New Delhi: India’s Defense Ministry plans to raise the 26% cap on foreign direct investment in the country’s defense industry, a move aimed at attracting global military and aerospace companies to invest in the country. The move will facilitate the development of a multi-role transport aircraft by the state-run Hindustan Aeronautics Ltd, the ministry said in a statement late Wednesday.
The government is also keen to encourage the country’s private sector to play an active role in an industry dominated by state-run companies. Indian companies such as Larsen & Toubro and the Tata Group are in talks with global defense companies to establish manufacturing units in the country.

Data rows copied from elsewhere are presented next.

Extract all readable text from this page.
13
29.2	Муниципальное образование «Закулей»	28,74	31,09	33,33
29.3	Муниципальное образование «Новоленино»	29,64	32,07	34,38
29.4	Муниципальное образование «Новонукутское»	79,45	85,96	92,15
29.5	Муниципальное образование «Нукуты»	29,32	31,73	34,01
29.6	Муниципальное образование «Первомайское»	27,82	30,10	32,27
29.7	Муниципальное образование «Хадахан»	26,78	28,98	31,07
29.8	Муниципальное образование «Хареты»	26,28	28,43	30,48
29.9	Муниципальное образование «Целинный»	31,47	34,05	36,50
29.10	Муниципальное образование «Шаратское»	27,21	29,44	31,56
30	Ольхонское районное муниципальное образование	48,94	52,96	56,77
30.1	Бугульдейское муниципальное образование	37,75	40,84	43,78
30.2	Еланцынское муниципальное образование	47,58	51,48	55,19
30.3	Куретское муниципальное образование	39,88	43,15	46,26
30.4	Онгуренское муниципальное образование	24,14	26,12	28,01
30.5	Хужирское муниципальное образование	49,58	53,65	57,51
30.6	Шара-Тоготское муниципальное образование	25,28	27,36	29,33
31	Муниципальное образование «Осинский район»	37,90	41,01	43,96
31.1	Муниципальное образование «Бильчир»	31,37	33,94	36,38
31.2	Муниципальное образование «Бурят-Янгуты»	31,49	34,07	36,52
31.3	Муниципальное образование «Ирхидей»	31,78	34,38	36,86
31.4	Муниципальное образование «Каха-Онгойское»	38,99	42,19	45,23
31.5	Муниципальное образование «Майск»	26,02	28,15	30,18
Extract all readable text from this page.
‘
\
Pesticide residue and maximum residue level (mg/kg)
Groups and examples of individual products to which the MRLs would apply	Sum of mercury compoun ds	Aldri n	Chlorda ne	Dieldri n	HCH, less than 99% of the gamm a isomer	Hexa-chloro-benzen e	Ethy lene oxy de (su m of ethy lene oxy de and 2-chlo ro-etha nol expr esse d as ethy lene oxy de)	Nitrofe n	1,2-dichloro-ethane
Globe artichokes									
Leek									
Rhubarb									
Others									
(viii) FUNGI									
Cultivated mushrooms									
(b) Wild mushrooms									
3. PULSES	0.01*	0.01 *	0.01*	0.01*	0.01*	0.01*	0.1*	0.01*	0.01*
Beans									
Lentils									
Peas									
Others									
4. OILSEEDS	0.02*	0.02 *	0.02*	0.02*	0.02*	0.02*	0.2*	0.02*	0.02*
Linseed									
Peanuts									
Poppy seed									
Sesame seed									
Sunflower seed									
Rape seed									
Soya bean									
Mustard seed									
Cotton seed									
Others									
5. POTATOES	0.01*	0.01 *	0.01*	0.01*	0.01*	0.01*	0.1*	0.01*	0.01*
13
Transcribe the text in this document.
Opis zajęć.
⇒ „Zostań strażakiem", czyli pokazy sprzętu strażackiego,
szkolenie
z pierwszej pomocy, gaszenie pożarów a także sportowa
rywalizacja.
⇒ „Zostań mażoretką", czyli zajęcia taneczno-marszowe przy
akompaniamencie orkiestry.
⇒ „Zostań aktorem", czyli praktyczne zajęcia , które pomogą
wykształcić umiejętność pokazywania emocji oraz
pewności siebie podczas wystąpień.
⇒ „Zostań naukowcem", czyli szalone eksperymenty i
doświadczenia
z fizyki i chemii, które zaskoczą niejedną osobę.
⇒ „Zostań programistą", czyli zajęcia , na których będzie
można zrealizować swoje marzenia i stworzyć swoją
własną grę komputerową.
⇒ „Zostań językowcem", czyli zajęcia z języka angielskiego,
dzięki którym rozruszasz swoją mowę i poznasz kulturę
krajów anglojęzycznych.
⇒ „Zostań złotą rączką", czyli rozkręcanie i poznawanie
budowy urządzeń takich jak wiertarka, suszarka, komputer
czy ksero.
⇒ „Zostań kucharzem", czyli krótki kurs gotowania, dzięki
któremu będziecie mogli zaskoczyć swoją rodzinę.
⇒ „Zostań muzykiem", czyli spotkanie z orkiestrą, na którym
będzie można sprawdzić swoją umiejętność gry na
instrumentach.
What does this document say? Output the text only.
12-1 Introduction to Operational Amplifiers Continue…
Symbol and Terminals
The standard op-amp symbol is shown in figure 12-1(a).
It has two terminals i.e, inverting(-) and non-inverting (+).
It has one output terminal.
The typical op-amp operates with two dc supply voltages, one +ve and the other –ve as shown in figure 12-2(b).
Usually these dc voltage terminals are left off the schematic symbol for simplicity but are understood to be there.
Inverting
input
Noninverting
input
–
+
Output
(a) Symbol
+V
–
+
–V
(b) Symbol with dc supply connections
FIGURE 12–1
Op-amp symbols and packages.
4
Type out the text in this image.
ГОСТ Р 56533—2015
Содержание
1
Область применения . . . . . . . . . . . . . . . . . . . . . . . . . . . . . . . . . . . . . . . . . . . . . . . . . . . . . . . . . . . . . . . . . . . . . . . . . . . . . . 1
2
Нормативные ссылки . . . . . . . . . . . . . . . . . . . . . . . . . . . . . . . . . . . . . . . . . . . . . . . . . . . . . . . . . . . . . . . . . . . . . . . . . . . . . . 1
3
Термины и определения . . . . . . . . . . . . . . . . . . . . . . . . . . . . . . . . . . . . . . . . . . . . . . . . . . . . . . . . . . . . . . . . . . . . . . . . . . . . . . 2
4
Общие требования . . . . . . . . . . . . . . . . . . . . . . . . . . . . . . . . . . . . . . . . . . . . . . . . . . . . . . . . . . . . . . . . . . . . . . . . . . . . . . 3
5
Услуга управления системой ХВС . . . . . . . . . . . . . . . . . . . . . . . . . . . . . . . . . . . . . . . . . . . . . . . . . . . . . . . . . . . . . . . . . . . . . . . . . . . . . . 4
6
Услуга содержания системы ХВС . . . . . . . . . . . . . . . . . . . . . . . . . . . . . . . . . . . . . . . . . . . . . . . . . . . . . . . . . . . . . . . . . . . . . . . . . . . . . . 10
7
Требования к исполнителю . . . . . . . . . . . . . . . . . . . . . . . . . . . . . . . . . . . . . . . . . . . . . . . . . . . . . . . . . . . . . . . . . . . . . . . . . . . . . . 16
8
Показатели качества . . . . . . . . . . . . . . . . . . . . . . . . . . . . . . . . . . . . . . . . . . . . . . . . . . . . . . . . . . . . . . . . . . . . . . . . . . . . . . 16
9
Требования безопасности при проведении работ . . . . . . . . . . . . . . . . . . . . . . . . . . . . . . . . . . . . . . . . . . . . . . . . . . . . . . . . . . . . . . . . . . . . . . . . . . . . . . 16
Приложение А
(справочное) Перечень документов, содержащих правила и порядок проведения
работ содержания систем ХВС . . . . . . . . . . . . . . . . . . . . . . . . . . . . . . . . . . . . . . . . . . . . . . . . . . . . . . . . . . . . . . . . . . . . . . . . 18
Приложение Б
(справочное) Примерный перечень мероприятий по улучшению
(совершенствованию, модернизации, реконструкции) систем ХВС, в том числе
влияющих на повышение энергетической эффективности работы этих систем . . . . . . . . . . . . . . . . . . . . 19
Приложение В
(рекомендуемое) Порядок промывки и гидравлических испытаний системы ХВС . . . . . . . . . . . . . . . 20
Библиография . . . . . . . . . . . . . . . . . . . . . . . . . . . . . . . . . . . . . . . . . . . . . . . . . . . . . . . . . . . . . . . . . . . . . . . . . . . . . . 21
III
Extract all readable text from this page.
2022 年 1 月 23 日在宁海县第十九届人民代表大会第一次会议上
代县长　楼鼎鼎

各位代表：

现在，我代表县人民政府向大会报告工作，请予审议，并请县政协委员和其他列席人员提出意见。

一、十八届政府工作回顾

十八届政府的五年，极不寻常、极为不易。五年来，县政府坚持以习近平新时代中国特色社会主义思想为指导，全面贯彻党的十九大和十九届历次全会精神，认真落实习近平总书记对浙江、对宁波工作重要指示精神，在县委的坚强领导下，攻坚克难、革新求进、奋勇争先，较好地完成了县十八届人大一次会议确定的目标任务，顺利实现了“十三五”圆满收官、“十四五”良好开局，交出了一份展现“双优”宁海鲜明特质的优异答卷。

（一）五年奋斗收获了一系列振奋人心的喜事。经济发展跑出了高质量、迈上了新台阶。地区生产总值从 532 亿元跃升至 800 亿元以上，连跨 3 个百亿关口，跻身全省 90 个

Boeing Co and Hindustan Aeronautics signed a tentative agreement at the end of last year aimed at bringing aerospace manufacturing work worth US$1 billion to India over the next 10 years. Under the agreement the US aircraft maker will help the Indian company in developing manufacturing processes and capabilities needed for the production of military hardware for Boeing and its subcontractors.
In 2005, Boeing won an order for 68 airplanes worth $11.4 billion from state-run Air India, and Boeing is currently in the fray for a large fighter jet contract from the Indian Air Force, which plans to buy 126 new airplanes.
Lockheed Martin Corp. is also bidding for the contract against Russian and European rivals.
India’s defense spending has steadily risen in recent years as the country tries to modernize its outdated hardware.
The Indian government raised the defense budget by 12% to Rs960 billion in fiscal 2007-2008 to support the military’s modernization.